- Both banks please with results
- Buybacks the way to shareholders’ hearts
- NatWest net interest margin target cut
Investors in NatWest (NWG) will be thinking they dodged a bullet today after the bank lowered its outlook but its shares actually went up instead of being sold off.
Holders of Standard Chartered (STAN) will be even more chuffed as they see their shares race to the top of the FTSE 100 after the bank’s first-half results beat forecasts and it announced a big buyback.
A MIXED BAG FROM NATWEST
Like its rivals Barclays (BARC) and Lloyds Banking (LLOY), NatWest published what looked like fairly respectable first-half results showing total income up 25% to £1.485 billion and a return on tangible equity of over 18% which is the best of all the high-street banks so far.
Moreover, it unveiled a surprise new £500 million share buyback on top of the £1.3 billion repurchase programme which it had only just finished last quarter, which probably explains why the shares are in the green.
Digging deeper, however, net interest income of £2.82 billion was mildly below the consensus while operating costs of £1.875 billion were higher, than expected so the earnings ‘beat’ came down to a much lower level of bad loan provisions, which at £153 million for the second quarter were way below those reported by its rivals.
The bank maintains that defaults ‘remain stable and at low levels across the portfolio’ and the increase was simply due to an adjustment to its model to take account of ‘increased economic uncertainty’.
While it maintained its revenue guidance for the full year, the bank cut its net interest margin target to ‘around 3.15%’, the exact same level as Barclays, whose shares were hit for six earlier this week, as customers move cash from their current accounts to interest-bearing ones.

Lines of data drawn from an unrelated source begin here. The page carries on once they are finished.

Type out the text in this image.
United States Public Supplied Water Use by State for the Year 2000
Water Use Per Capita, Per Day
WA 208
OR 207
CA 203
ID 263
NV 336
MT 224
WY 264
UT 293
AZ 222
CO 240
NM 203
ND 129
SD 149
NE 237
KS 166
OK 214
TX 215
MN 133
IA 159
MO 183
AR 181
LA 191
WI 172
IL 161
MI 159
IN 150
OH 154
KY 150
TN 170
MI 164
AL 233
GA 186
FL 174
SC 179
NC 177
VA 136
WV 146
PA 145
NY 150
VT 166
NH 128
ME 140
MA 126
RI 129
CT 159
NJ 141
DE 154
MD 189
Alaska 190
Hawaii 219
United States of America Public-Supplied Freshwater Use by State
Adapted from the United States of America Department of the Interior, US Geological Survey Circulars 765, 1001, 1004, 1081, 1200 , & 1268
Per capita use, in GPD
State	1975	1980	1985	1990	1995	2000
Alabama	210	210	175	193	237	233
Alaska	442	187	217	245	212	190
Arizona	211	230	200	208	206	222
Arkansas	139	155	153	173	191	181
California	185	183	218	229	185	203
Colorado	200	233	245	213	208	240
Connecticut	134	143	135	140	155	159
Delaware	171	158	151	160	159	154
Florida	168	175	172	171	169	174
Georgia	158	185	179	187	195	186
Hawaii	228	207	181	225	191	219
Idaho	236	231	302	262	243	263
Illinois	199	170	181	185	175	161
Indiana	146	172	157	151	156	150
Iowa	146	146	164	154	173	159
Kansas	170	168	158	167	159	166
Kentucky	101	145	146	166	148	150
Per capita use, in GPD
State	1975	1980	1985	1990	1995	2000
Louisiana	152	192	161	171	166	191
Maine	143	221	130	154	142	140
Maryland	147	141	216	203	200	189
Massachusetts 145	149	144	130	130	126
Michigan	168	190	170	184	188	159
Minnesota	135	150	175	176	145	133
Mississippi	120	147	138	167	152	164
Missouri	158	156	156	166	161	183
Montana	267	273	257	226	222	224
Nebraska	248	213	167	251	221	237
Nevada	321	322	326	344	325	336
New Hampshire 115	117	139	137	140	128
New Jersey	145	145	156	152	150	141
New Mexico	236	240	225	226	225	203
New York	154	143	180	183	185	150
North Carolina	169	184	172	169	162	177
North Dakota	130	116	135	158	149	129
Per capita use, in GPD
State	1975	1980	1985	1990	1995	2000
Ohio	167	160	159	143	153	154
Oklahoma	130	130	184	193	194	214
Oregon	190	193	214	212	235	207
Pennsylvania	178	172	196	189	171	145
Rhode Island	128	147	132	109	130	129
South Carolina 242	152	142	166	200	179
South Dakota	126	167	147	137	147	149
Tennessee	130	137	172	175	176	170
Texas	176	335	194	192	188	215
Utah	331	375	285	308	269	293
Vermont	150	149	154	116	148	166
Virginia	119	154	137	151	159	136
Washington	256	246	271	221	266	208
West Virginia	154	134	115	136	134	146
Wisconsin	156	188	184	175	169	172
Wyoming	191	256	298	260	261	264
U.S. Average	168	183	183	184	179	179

STANDARD CHARTERED FLYING HIGH
Despite posting a second-quarter net interest margin which slightly missed analysts’ forecasts at $2.44 billion and operating costs of $2.83 billion which were above forecasts, the Asia-focused bank still managed to beat expectations by more than 10% with pretax profits of $1.6 billion.
Moreover, according to Joseph Dickerson at Jefferies, the outlook suggests analysts will need to upgrade their full year revenue and earnings numbers, while the unexpected announcement of a $1 billion share buyback was the cherry on top of the cake.
‘We have delivered a very strong set of results for the first six months’, crowed chief executive Bill Winters, adding ‘We remain strongly profitable, highly liquid, and well capitalised. These attributes enable us to return a further $1 billion to our shareholders through a new share buy-back announced today.’
By mid-morning, NatWest shares were up 2% to 245p while Standard Chartered shares were up 6% to 752p.